I'm asking to see this better. I'm pushing into those moments when I fail, believing grace to not just apply to the angst, but to be the same as it...grangst if you will. What Jesus' salvation offered me was the ability to look at contention as redemption. It is what answers sin with humility, not needing to save face when I repent to people, dissolving shame into appropriate pain and remorse. Grace isn't a happy lifestyle. Grace is a hopeful lifestyle. It says we can fully face ourselves and each other and live deeply. Penitently. Honestly. Gutsy. It's audacious and willing to be wrong and corrected. It's also willing to convict and correct others for their good. 

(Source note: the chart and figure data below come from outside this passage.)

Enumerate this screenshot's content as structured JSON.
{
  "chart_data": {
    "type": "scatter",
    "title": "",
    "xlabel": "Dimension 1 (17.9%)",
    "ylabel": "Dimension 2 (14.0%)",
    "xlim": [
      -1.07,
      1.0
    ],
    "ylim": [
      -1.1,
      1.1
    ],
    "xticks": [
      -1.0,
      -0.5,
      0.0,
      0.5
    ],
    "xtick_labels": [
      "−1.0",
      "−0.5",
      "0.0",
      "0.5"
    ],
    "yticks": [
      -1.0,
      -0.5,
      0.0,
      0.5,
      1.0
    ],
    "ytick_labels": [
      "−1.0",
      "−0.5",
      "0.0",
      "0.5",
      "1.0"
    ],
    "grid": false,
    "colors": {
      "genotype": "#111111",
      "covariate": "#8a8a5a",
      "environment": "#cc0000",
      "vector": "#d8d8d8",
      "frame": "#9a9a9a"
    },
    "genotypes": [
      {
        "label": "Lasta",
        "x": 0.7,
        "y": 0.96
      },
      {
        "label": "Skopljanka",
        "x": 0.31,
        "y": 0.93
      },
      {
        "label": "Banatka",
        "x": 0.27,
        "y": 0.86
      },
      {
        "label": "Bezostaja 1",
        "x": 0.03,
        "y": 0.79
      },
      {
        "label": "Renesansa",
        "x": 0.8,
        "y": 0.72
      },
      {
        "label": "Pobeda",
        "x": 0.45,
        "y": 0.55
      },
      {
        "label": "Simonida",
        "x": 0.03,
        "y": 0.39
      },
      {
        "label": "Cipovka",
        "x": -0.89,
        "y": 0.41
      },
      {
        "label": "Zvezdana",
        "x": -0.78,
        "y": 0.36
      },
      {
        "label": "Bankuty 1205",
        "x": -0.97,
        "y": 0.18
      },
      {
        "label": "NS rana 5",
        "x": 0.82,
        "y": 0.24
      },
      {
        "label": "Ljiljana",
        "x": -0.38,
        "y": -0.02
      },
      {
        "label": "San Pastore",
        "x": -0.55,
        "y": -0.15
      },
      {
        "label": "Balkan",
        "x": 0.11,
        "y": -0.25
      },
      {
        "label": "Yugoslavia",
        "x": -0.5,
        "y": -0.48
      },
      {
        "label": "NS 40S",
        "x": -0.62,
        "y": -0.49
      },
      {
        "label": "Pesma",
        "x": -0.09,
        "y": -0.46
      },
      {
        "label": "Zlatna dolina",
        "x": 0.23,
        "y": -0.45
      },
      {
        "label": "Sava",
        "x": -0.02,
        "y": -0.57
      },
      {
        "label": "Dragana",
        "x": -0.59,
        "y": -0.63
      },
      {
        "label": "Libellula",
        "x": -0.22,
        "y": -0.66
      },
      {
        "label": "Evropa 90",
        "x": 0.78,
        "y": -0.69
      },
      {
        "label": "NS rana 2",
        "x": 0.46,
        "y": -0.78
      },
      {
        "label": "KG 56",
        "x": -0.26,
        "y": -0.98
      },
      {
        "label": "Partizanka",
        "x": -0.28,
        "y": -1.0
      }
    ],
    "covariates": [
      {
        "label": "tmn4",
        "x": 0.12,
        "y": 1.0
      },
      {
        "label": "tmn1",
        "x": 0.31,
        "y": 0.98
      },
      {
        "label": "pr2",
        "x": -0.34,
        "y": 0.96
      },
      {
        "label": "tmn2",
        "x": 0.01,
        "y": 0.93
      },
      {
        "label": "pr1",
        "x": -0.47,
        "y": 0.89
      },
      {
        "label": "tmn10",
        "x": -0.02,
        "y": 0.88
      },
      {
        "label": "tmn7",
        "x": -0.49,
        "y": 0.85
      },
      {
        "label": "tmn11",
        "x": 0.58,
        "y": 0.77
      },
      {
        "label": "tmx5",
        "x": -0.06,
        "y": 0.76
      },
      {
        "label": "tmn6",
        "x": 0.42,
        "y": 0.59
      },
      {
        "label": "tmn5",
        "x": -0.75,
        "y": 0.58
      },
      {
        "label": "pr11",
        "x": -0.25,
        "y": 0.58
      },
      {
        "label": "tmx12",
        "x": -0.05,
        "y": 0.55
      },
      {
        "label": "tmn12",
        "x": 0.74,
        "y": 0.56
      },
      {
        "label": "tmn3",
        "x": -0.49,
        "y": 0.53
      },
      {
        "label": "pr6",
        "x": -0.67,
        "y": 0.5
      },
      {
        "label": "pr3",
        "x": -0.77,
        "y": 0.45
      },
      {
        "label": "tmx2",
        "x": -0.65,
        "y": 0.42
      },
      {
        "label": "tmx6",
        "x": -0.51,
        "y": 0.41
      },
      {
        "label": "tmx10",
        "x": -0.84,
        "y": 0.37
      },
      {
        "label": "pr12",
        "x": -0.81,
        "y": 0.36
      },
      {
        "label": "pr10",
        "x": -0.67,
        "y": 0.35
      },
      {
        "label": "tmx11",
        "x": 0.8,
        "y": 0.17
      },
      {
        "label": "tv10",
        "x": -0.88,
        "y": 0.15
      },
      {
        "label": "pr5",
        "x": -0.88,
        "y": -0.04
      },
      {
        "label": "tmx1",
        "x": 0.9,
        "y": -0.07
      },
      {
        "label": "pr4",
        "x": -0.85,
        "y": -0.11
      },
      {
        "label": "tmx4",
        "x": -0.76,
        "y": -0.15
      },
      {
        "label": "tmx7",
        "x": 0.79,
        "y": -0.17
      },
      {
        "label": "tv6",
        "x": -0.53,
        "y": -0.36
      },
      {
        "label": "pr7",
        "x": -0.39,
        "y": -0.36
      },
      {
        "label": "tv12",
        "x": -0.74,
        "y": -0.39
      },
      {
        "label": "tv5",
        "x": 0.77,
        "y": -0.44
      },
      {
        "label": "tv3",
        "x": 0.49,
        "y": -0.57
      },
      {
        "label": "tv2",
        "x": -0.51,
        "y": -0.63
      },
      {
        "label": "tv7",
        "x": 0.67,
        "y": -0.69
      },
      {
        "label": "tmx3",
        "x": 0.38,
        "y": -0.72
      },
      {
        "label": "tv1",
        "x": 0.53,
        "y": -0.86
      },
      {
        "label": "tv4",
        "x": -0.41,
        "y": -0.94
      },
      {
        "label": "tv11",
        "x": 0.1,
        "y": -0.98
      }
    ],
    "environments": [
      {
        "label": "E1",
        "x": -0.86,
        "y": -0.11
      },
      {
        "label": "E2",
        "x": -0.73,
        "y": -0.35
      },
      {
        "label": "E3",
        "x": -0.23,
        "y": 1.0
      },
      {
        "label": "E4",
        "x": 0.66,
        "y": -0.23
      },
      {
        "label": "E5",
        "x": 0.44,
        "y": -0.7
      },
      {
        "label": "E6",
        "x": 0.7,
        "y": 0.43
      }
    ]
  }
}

What the grace Jesus offered me and is instilling in me is really authenticity. Jesus gives me the opportunity to not be self-protective, to be wrong, to be free from my fear of scrutiny. In return, it offers me a life full of relationships I trust with my soul, knowing that they don't save me but Jesus has saved us both and will use us to push each other "further up and further in" as C.S. Lewis says. 

Jesus meets us in the actuality of today, with addictions, disease, hashtags, anxiety, coffee dates, anger, family conflict, to do lists, resolutions, anti-resolutions. He speaks to today. He says he's enough for today. What struck me so profoundly this week was the reality that Jesus doesn't even need my penitence. He's not waiting until I'm repentant enough to change me. I don't have to foster that in myself or in others. He saved me even when I didn't know I needed saving. That's the crux of it all. I am not my own hero. I am not the main character of my story. Jesus is. And that's the real comfort. That's the freedom that makes resolutions dull. His kingdom says I don't need to make lists and changes to live a better life, I just need to pursue His presence because He already did all the work. 

It matters not if I'm skinnier, better read, paleo, craftier, wearing better clothes, in a better job, etcetera before this year is over. I am accepted now, and that's enough for Him....shouldn't it be enough or me too?